In this study, we investigated the seasonal changes in key eco-physiological traits of a wild population of snow trout, Schizothorax richardsonii from river Gola in the Indian Himalayan region over one year. Live specimens (5.8-31.4 g) were electro-fished from their natural habitat during representative months of four seasons with notable differences in water temperature, oxygen concentration and saturation. After 24-72 h of captive-acclimation, the fishes were examined for upper and lower critical thermal limits (CTmax and CTmin), incipient lethal oxygen thresholds (ILOC and ILOS), apparent routine and maximum oxygen consumption rates (MO2rout and MO2max), and blood haemoglobin-haematocrit. Across the seasons, mean CTmin and CTmax values ranged from ∼0 to 34.6 °C, suggesting a relatively wide acute thermal tolerance range for this predominantly cold-water fish. Changes in the habitat's thermal condition during winter to summer was reflected in the CTmin (∼0-2.4 °C) and CTmax (31.7-34.4 °C) estimates, while the highest thermal scope (CTmax-CTmin; 33.2 °C) was recorded in autumn. Concurrently, the incipient lethal hypoxia threshold observed in autumn (ILOS-2.6% and ILOC-0.19 mgO2/L) was significantly lower than the other three seasons, possibly linked to warm-acclimation. The reduction in blood haemoglobin-haematocrit levels during winter could limit the oxygen carrying capacity, with possible reciprocations in thermal tolerance and aerobic metabolism. Concerning body mass corrected oxygen consumption, the apparent MO2rout was found to increase in a temperature-dependent manner from 150.3 mgO2/kg/h at 12 °C to 315.2 mgO2/kg/h at 26 °C, with Q10 ranging from 1.6 to 2.2. Whereas, changes in MO2max was not temperature sensitive (Q10 of 0.7-1.3), except during spring-summer (Q10-2), with lowest and highest measurements in spring and autumn (934 and 1514 mgO2/kg/h), respectively. Collectively, these data form the first information report on the seasonal plasticity in thermal and respiratory physiology of a Schizothoracine fish species, bearing significance for their conservation, aquaculture and habitat monitoring.
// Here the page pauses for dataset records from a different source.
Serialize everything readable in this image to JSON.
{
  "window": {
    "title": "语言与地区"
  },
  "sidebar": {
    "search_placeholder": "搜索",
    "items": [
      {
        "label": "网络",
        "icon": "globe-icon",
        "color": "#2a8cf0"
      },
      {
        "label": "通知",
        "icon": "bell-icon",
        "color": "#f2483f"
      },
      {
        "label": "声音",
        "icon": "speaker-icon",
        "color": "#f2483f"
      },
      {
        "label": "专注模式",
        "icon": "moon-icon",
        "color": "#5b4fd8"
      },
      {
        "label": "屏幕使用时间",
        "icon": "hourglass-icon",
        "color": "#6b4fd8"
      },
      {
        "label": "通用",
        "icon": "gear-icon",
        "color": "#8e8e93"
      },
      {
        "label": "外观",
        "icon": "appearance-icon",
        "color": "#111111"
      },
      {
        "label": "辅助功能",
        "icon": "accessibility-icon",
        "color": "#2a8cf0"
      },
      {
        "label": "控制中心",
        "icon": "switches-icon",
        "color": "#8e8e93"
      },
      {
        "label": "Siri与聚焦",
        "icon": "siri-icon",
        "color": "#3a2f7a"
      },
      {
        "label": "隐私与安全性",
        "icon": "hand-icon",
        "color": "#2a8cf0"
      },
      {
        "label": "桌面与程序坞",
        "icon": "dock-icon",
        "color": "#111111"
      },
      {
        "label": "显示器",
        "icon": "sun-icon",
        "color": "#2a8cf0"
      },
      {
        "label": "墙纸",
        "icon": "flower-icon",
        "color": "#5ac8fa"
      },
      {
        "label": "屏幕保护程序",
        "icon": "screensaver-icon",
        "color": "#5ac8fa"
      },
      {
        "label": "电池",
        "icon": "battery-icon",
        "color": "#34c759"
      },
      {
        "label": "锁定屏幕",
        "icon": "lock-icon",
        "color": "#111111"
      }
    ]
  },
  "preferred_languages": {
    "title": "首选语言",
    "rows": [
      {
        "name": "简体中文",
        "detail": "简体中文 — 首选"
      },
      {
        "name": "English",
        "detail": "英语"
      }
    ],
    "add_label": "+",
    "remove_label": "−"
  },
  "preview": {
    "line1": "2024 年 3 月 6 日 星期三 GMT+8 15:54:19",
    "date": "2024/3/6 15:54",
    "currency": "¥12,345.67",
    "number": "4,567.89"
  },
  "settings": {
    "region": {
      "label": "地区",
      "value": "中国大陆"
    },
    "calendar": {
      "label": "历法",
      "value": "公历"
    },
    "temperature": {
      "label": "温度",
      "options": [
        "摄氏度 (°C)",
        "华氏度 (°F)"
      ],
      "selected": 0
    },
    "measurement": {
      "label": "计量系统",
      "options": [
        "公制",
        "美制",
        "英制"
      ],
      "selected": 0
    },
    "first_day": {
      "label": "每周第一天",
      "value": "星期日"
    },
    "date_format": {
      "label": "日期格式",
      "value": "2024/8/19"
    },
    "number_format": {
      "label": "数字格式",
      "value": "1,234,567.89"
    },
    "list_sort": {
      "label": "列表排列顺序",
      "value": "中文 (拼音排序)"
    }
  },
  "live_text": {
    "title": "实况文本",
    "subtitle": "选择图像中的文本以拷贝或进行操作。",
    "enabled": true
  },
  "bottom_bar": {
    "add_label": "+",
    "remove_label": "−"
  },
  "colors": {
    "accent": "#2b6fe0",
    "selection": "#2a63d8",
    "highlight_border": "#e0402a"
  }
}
Molecular characterisation and transcriptional regulation of muscle growth regulatory factors myogenin and myogenic factor 6 in the Trans-Himalayan cyprinid fish Schizothorax richardsonii.

In vertebrates, myogenic regulatory factors (MRFs) play an important role in muscle growth through the processes of cell determination and differentiation. Herein, we report the molecular characterisation of two MRFs, myogenin (myog) and myogenic factor 6 (myf6) in Indian snow trout Schizothorax richardsonii. The full length mRNA sequence of Srmyog and Srmyf6 was 1437 and 1296 bp, with an ORF of 762 and 720 bp, encoding a putative protein of 253 and 239 amino acids, respectively. In silico analysis and predicted tertiary protein structure revealed that both these nuclear localized MRFs contained the highly conserved basic helix loop helix motif, to potentially aid in dimerization with functional partners and DNA binding. Phylogenetically, the deduced protein sequences of Srmyog and Srmyf6 closely clustered with high altitude dwelling cyprinids, suggesting common ancestry. Tissue-wise, transcripts of Srmyog and Srmyf6 were abundant in skeletal muscle, affirming their muscle-specific role. Moreover, Srmyog was highly expressed in females as compared to males, whereas Srmyf6 expression was higher in older-bigger individuals as compared to younger-smaller fish. Nutritional status (fed-starved-refed) and diet composition (protein and lipid levels) had no significant influence on Srmyog expression. But, Srmyf6 expression was elevated in fishes re-fed after 3 weeks of starvation and in those fed low protein diet. Only rearing temperature was found to coherently influence Srmyog and Srmyf6 transcripts, with highest expression at 18 °C, which favoured growth. Overall, molecular characterisation of the structure and regulation of these MRFs is the first step taken towards deciphering slow growth in this important Himalayan cyprinid.